PetiteRaleuse · 28/09/2013 10:37

It's a ploy to win back the Daily Mail readers. Tradition, nostalgia, some kind of moral highground. YANBU OP on either count.

bumbleymummy · 28/09/2013 10:49

Nothing like a bit of frothing on a Saturday morning. Hmm Do people really make decisions based on what benefits they might get?

gindrinker · 28/09/2013 10:50

Its going to cost a ridiculous amount to administer.
The tax office can barely get their head around people changing jobs or getting a company car mid tax year with introducing people getting married/divorced/having children etc into the mix.

Tryharder · 28/09/2013 10:59

YABU.

I understand that it will provide a financial break for SAHMs and SAHDs. You only have to read on here to see how SAHPs thought they were being penalised wrt the free childcare and other provisions that were introduced recently. This, presumably, is to counter that.

Unfortunately DAvid Cameron can't win whatever he does.

My family will benefit from these new provisions. We don't use paid childcare at the moment so we didn't benefit from earlier measures.

If someone isn't married and doesn't benefit then it's not the end of the world. It's only £200 after all. It wouldn't make me stay in a marriage and it wouldn't make me get married either so those suggestions are silly.
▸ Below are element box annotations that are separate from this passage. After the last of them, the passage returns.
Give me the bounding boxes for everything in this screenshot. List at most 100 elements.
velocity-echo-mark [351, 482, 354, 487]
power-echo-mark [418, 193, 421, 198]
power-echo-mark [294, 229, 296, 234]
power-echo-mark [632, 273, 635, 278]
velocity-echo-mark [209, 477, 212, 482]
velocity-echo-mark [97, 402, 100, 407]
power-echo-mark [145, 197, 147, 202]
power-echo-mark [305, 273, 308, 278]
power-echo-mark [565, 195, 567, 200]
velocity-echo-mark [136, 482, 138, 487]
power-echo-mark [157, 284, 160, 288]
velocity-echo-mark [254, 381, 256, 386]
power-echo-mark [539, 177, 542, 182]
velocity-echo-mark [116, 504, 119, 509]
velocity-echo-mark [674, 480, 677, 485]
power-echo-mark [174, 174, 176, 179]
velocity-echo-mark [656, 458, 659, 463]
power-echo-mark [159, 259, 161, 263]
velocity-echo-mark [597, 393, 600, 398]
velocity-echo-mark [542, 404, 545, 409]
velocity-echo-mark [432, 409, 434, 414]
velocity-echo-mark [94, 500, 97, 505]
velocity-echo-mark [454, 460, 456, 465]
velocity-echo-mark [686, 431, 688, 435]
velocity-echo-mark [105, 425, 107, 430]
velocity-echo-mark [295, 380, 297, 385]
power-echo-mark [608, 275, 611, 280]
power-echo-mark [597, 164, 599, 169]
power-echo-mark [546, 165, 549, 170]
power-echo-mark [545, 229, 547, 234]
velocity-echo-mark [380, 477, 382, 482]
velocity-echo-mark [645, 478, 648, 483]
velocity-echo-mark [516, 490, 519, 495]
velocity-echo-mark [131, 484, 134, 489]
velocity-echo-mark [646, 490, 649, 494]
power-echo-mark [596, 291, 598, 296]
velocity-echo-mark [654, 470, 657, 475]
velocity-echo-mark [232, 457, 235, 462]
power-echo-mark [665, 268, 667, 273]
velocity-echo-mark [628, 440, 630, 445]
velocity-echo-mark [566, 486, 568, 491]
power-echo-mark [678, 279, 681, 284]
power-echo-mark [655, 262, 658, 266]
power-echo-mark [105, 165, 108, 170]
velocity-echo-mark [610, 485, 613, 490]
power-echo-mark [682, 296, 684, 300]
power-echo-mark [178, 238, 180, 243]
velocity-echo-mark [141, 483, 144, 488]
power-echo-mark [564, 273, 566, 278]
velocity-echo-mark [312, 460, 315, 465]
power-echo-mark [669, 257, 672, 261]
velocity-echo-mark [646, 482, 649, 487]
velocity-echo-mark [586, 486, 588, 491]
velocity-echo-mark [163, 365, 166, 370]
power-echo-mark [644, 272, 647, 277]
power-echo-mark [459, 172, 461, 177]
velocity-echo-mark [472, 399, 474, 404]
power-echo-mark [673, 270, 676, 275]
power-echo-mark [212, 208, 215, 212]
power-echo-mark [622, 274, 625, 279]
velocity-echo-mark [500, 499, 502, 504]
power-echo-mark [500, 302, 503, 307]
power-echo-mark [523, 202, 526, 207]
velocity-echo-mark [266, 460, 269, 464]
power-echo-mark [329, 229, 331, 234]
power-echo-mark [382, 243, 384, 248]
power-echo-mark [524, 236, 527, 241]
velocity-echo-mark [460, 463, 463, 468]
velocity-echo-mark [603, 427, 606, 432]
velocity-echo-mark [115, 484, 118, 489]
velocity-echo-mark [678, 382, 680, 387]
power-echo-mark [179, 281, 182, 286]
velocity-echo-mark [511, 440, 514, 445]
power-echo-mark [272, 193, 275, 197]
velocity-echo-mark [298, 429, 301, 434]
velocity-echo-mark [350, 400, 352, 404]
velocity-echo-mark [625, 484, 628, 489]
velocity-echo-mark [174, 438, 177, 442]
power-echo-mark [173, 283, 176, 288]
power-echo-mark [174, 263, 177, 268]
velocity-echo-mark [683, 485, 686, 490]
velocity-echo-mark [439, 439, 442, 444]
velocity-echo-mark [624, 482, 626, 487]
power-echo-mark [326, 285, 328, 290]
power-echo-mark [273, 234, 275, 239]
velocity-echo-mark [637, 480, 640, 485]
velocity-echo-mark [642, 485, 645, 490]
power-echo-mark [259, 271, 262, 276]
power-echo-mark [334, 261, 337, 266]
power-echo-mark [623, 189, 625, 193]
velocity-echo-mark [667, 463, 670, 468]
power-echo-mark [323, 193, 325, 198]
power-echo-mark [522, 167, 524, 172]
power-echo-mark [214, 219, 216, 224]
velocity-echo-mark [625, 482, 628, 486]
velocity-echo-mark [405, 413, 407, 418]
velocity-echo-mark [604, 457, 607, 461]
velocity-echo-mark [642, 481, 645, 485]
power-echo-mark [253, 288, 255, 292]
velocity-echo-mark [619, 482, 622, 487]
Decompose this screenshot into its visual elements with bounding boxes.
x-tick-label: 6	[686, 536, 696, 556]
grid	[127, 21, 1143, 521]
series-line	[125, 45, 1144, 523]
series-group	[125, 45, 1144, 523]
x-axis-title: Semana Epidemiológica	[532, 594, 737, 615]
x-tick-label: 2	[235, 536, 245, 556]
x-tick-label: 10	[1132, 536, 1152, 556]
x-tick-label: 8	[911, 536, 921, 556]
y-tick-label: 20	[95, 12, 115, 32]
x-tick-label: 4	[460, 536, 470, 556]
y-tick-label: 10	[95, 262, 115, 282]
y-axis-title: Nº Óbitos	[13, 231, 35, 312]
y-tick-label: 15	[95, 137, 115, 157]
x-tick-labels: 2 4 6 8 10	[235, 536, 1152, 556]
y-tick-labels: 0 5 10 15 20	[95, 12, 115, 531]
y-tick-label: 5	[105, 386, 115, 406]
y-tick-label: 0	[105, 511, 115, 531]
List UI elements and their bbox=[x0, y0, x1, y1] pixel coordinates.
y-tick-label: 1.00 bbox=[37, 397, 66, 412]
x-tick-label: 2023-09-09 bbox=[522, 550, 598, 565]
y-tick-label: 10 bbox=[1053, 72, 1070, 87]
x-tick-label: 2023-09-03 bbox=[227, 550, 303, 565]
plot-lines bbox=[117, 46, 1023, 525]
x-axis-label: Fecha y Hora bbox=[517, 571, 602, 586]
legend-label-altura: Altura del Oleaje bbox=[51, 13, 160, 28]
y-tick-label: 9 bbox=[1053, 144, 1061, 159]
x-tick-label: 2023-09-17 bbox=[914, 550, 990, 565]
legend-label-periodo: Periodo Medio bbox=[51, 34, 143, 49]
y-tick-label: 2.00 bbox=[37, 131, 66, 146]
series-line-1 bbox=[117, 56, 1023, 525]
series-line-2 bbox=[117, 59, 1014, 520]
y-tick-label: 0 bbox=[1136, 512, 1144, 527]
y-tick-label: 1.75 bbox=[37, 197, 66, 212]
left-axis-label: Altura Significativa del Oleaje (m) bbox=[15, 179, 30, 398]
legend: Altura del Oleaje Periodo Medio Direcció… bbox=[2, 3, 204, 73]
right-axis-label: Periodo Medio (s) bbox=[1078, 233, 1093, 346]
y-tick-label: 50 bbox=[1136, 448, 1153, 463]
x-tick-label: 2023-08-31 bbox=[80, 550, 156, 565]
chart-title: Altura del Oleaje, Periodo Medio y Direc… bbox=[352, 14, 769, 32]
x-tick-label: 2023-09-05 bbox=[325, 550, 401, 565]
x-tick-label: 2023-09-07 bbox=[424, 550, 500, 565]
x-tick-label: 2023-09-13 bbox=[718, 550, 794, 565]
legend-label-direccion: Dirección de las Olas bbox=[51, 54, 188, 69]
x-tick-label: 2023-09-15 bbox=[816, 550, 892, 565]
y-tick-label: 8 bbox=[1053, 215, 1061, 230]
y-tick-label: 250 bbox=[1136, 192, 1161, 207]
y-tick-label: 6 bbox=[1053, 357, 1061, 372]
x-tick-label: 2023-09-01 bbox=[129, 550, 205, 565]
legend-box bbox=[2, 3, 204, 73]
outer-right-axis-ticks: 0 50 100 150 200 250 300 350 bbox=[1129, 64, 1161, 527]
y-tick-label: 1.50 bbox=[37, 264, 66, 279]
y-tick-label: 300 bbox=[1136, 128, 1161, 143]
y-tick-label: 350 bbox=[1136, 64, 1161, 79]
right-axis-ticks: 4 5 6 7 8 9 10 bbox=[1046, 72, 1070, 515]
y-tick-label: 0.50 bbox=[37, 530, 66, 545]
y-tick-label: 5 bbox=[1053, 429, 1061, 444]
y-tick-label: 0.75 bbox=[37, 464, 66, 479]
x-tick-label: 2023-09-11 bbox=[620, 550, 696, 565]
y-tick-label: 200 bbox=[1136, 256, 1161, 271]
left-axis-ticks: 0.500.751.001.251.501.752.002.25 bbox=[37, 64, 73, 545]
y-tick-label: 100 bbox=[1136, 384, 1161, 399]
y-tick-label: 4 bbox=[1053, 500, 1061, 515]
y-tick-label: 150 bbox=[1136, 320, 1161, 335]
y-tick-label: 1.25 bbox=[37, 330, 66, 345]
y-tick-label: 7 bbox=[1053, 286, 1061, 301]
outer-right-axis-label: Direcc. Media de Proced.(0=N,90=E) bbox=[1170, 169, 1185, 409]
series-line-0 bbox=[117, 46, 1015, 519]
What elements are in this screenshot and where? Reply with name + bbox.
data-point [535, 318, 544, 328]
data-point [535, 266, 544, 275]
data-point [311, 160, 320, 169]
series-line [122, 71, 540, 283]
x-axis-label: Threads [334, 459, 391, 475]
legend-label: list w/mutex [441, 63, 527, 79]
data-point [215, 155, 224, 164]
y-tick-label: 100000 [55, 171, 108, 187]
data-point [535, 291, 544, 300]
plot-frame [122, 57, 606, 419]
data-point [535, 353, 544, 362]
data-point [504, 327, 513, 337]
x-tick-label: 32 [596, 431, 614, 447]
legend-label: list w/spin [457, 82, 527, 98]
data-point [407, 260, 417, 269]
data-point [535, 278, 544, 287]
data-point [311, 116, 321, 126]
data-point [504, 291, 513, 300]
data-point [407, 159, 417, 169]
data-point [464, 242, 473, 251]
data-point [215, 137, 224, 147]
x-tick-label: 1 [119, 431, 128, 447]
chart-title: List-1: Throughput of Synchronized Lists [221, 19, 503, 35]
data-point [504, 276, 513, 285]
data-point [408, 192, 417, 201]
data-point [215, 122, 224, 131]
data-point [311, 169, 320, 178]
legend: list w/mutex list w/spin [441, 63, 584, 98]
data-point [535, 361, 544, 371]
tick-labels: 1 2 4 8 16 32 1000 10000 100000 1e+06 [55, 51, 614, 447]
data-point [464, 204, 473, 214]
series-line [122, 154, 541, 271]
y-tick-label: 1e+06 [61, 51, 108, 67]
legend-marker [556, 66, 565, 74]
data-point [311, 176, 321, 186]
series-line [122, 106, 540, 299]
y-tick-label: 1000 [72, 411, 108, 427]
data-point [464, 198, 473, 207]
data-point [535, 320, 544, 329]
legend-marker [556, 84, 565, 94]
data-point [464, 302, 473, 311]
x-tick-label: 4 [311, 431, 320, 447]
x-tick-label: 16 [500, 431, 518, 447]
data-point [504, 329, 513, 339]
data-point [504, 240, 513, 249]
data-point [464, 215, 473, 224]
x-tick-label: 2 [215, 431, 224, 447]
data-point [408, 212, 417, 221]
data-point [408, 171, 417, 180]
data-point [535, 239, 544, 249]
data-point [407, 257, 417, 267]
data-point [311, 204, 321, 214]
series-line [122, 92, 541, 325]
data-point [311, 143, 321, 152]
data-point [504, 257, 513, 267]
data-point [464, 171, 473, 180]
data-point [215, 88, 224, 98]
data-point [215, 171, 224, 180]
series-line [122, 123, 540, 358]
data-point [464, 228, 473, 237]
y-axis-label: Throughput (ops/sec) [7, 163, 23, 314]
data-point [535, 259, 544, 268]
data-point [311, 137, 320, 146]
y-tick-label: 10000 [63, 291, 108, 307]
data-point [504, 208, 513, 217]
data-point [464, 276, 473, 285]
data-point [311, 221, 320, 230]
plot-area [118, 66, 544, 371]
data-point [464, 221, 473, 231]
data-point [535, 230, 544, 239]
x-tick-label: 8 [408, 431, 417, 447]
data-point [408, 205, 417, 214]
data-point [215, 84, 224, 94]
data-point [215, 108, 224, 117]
Retropear · 28/09/2013 11:09

Sooooo a complete,utter waste of money then.

Stravy · 28/09/2013 11:11

So why not give £200 to SAHMs and SAHDs regardless of who they are having sex with rather than married 60 year olds whose childcare responsibilities ended 20 years ago?

kim147 · 28/09/2013 11:22

This reply has been deleted

Message withdrawn at poster's request.

bumbleymummy · 28/09/2013 11:27

Don't be so ridiculous.

Retropear · 28/09/2013 11:31

Clearly they do.

They're rewarding people who are married and giving them a pat on the head.

Those not married get nothing.

SoonToBeSix · 28/09/2013 11:31

Yabu, children and society need stable families. Yes married couples divorce but statistics do show that couples who are married before they have their dc are less likely to split up.

kim147 · 28/09/2013 11:36

This reply has been deleted

Message withdrawn at poster's request.

Viviennemary · 28/09/2013 11:36

It's a paltry amount so hardly worth having. It works out at about £3.75 a week. It won't affect higher rate tax payers and won't help people who have lost their child benefit. And I don't think it should be per household.

Retropear · 28/09/2013 11:37

Being married doesn't mean you're not sleeping around,arguing or parenting well.

kim147 · 28/09/2013 11:38

This reply has been deleted

Message withdrawn at poster's request.

Retropear · 28/09/2013 11:41

They do not like you if you are a sahp either.